In the world of web design, color is one of the most powerful communication tools. Colors change our moods, inspire specific behaviors, provoke various emotions or cause physiological reactions – for instance, increasing our heart rate. Picking the color palette for a website is essential. It's color that will sell your product, pass your brand message and impact consumers' perception of your company. Here are some hacks on how to make the most from color in web design.
Know your target audience
Before choosing a color palette, make sure to first analyze your audience. Knowing the general demographic is crucial because colors mean different things to different cultures. Take white, for instance – while in India it's associated with death, a typical Englishman will think about innocence or cleanliness.
But geographical location is not everything. Think about age as well. Young audiences love saturated and lively colors and will be attracted to such an extravagant website. Mature audiences might find the same colors annoying and leave your website.
Match colors to your product
Graphics, borders, headline types, buttons, backgrounds and pop-ups should all be coordinated in their look. All this will create a balanced and harmonious environment, but also reinforce your brand message about the product.
Every product fits a certain color scheme. While eco-friendly and outdoor products and services will benefit from green, which is the chromatic symbol for nature, those that require consumers' trust should be blue. Think about social media websites like Facebook or Twitter or online transaction systems like PayPal – they're all blue because the color communicates serenity and trustworthiness.
Bright colors for call-to-action
Your call-to-action messages and buttons should be visible. Bright primary and secondary colors like red, green, orange or yellow will guarantee that users pay attention to these elements. Web designers fond of darker colors like black, dark gray, purple or brown will find out that most of the time those tints result in lower conversion rates.

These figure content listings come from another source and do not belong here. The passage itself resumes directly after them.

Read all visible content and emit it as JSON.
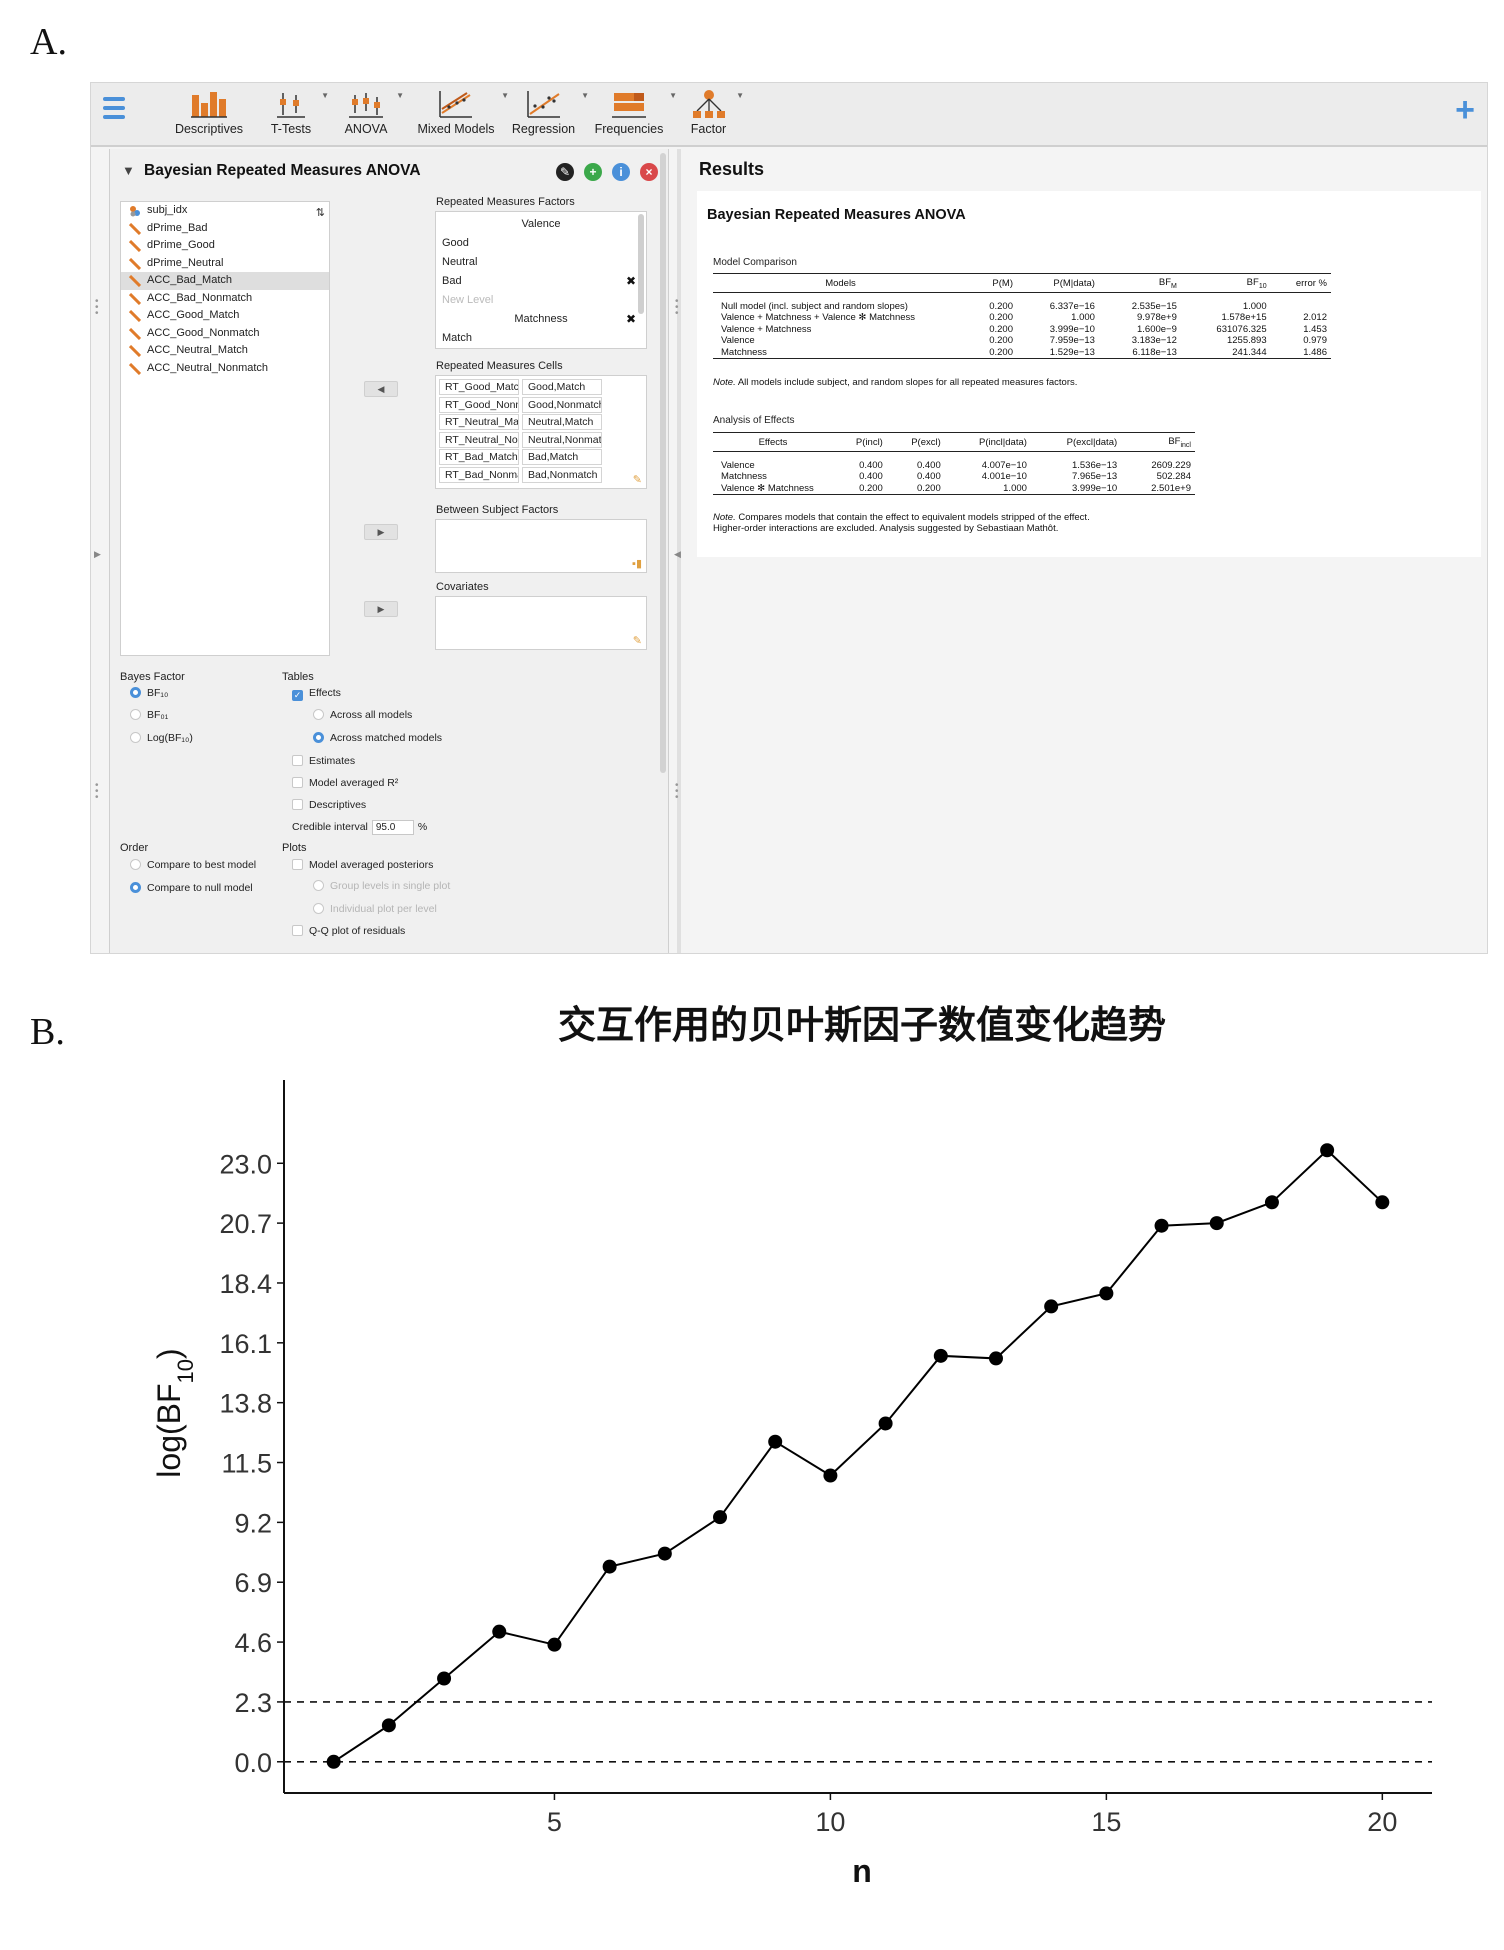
{
  "panel_labels": {
    "a": "A.",
    "b": "B."
  },
  "ribbon": {
    "menu_icon": "hamburger-icon",
    "modules": [
      "Descriptives",
      "T-Tests",
      "ANOVA",
      "Mixed Models",
      "Regression",
      "Frequencies",
      "Factor"
    ],
    "add_module_icon": "plus-icon"
  },
  "analysis": {
    "title": "Bayesian Repeated Measures ANOVA",
    "variables": [
      "subj_idx",
      "dPrime_Bad",
      "dPrime_Good",
      "dPrime_Neutral",
      "ACC_Bad_Match",
      "ACC_Bad_Nonmatch",
      "ACC_Good_Match",
      "ACC_Good_Nonmatch",
      "ACC_Neutral_Match",
      "ACC_Neutral_Nonmatch"
    ],
    "selected_variable": "ACC_Bad_Match",
    "rm_factors_label": "Repeated Measures Factors",
    "rm_factors": {
      "factor1": "Valence",
      "levels1": [
        "Good",
        "Neutral",
        "Bad"
      ],
      "new_level": "New Level",
      "factor2": "Matchness",
      "levels2": [
        "Match"
      ]
    },
    "rm_cells_label": "Repeated Measures Cells",
    "rm_cells": [
      [
        "RT_Good_Match",
        "Good,Match"
      ],
      [
        "RT_Good_Nonm...",
        "Good,Nonmatch"
      ],
      [
        "RT_Neutral_Match",
        "Neutral,Match"
      ],
      [
        "RT_Neutral_Non...",
        "Neutral,Nonmatch"
      ],
      [
        "RT_Bad_Match",
        "Bad,Match"
      ],
      [
        "RT_Bad_Nonmat...",
        "Bad,Nonmatch"
      ]
    ],
    "between_label": "Between Subject Factors",
    "covariates_label": "Covariates",
    "options": {
      "bayes_factor_label": "Bayes Factor",
      "bf10": "BF₁₀",
      "bf01": "BF₀₁",
      "logbf": "Log(BF₁₀)",
      "tables_label": "Tables",
      "effects": "Effects",
      "across_all": "Across all models",
      "across_matched": "Across matched models",
      "estimates": "Estimates",
      "model_r2": "Model averaged R²",
      "descriptives": "Descriptives",
      "ci_label": "Credible interval",
      "ci_value": "95.0",
      "ci_unit": "%",
      "order_label": "Order",
      "compare_best": "Compare to best model",
      "compare_null": "Compare to null model",
      "plots_label": "Plots",
      "model_posteriors": "Model averaged posteriors",
      "group_levels": "Group levels in single plot",
      "individual_plot": "Individual plot per level",
      "qq_plot": "Q-Q plot of residuals"
    }
  },
  "results": {
    "pane_title": "Results",
    "title": "Bayesian Repeated Measures ANOVA",
    "model_comparison": {
      "title": "Model Comparison",
      "headers": [
        "Models",
        "P(M)",
        "P(M|data)",
        "BF",
        "BF",
        "error %"
      ],
      "header_subs": [
        "",
        "",
        "",
        "M",
        "10",
        ""
      ],
      "rows": [
        [
          "Null model (incl. subject and random slopes)",
          "0.200",
          "6.337e−16",
          "2.535e−15",
          "1.000",
          ""
        ],
        [
          "Valence + Matchness + Valence ✻ Matchness",
          "0.200",
          "1.000",
          "9.978e+9",
          "1.578e+15",
          "2.012"
        ],
        [
          "Valence + Matchness",
          "0.200",
          "3.999e−10",
          "1.600e−9",
          "631076.325",
          "1.453"
        ],
        [
          "Valence",
          "0.200",
          "7.959e−13",
          "3.183e−12",
          "1255.893",
          "0.979"
        ],
        [
          "Matchness",
          "0.200",
          "1.529e−13",
          "6.118e−13",
          "241.344",
          "1.486"
        ]
      ],
      "note_label": "Note.",
      "note": " All models include subject, and random slopes for all repeated measures factors."
    },
    "effects": {
      "title": "Analysis of Effects",
      "headers": [
        "Effects",
        "P(incl)",
        "P(excl)",
        "P(incl|data)",
        "P(excl|data)",
        "BF"
      ],
      "bf_sub": "incl",
      "rows": [
        [
          "Valence",
          "0.400",
          "0.400",
          "4.007e−10",
          "1.536e−13",
          "2609.229"
        ],
        [
          "Matchness",
          "0.400",
          "0.400",
          "4.001e−10",
          "7.965e−13",
          "502.284"
        ],
        [
          "Valence ✻ Matchness",
          "0.200",
          "0.200",
          "1.000",
          "3.999e−10",
          "2.501e+9"
        ]
      ],
      "note_label": "Note.",
      "note": " Compares models that contain the effect to equivalent models stripped of the effect.",
      "note2": "Higher-order interactions are excluded. Analysis suggested by Sebastiaan Mathôt."
    }
  },
  "chart_data": {
    "type": "line",
    "title": "交互作用的贝叶斯因子数值变化趋势",
    "xlabel": "n",
    "ylabel": "log(BF",
    "ylabel_sub": "10",
    "ylabel_close": ")",
    "x": [
      1,
      2,
      3,
      4,
      5,
      6,
      7,
      8,
      9,
      10,
      11,
      12,
      13,
      14,
      15,
      16,
      17,
      18,
      19,
      20
    ],
    "y": [
      0.0,
      1.4,
      3.2,
      5.0,
      4.5,
      7.5,
      8.0,
      9.4,
      12.3,
      11.0,
      13.0,
      15.6,
      15.5,
      17.5,
      18.0,
      20.6,
      20.7,
      21.5,
      23.5,
      21.5
    ],
    "xticks": [
      5,
      10,
      15,
      20
    ],
    "yticks": [
      0.0,
      2.3,
      4.6,
      6.9,
      9.2,
      11.5,
      13.8,
      16.1,
      18.4,
      20.7,
      23.0
    ],
    "ytick_labels": [
      "0.0",
      "2.3",
      "4.6",
      "6.9",
      "9.2",
      "11.5",
      "13.8",
      "16.1",
      "18.4",
      "20.7",
      "23.0"
    ],
    "xlim": [
      0.1,
      20.9
    ],
    "ylim": [
      -1.2,
      26.2
    ],
    "reference_lines": [
      0.0,
      2.3
    ],
    "grid": false,
    "line_color": "#000000"
  }
}
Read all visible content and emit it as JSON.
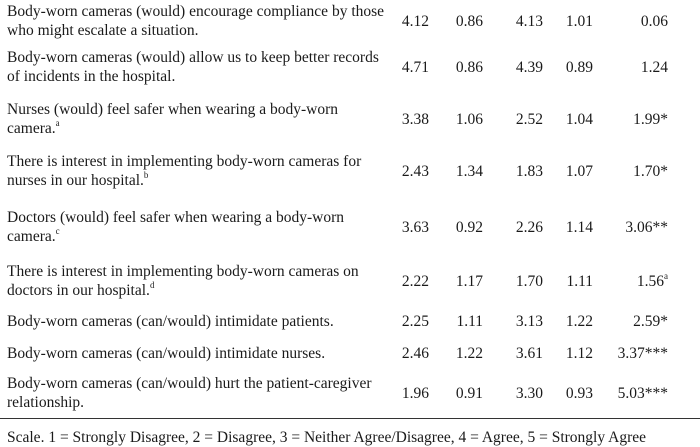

Yellow and orange are perfect for call-to-action messages and boxes. They're among the 'ugly' colors, which generally do wonders to conversion rates. It's simple – since they go against our aesthetic sense, these ugly tints often capture more attention than elements, which perfectly fit the color scheme of the website.
Colors and genders
Another important audience metric is gender. An insightful KISSmetrics study showed that women like blue, green and purple, men tend to go for blue, green and black. In fact, men reported purple to be one of their least favorite colors. This essentially means that purple can be very tricky in web design.
How to research your target audience before you choose a color scheme? Make sure to have at least two variants available, test your website with A/B testing and be ready to apply major changes to your website if your color scheme turns out to affect its conversion rate.
The white and black issue
Those two colors are very tricky. If you're interested in a clear and uncluttered layout (and who isn't?), you can use one of them as your background. White or negative space adds a touch of sophistication to any website. This kind of simple and modern look might be perfect for some brands.
What about black? It's the color of power and elegance in a decidedly contemporary style. It will work well for brands addressing mature consumers. If you settle on black as your background color, make sure that your lettering is visible and messages readable.
Picking the right color palette for your website, you'll significantly improve the performance of your brand online – you'll enjoy a wider brand visibility, improve your conversion rate and clearly communicate your brand message to consumers.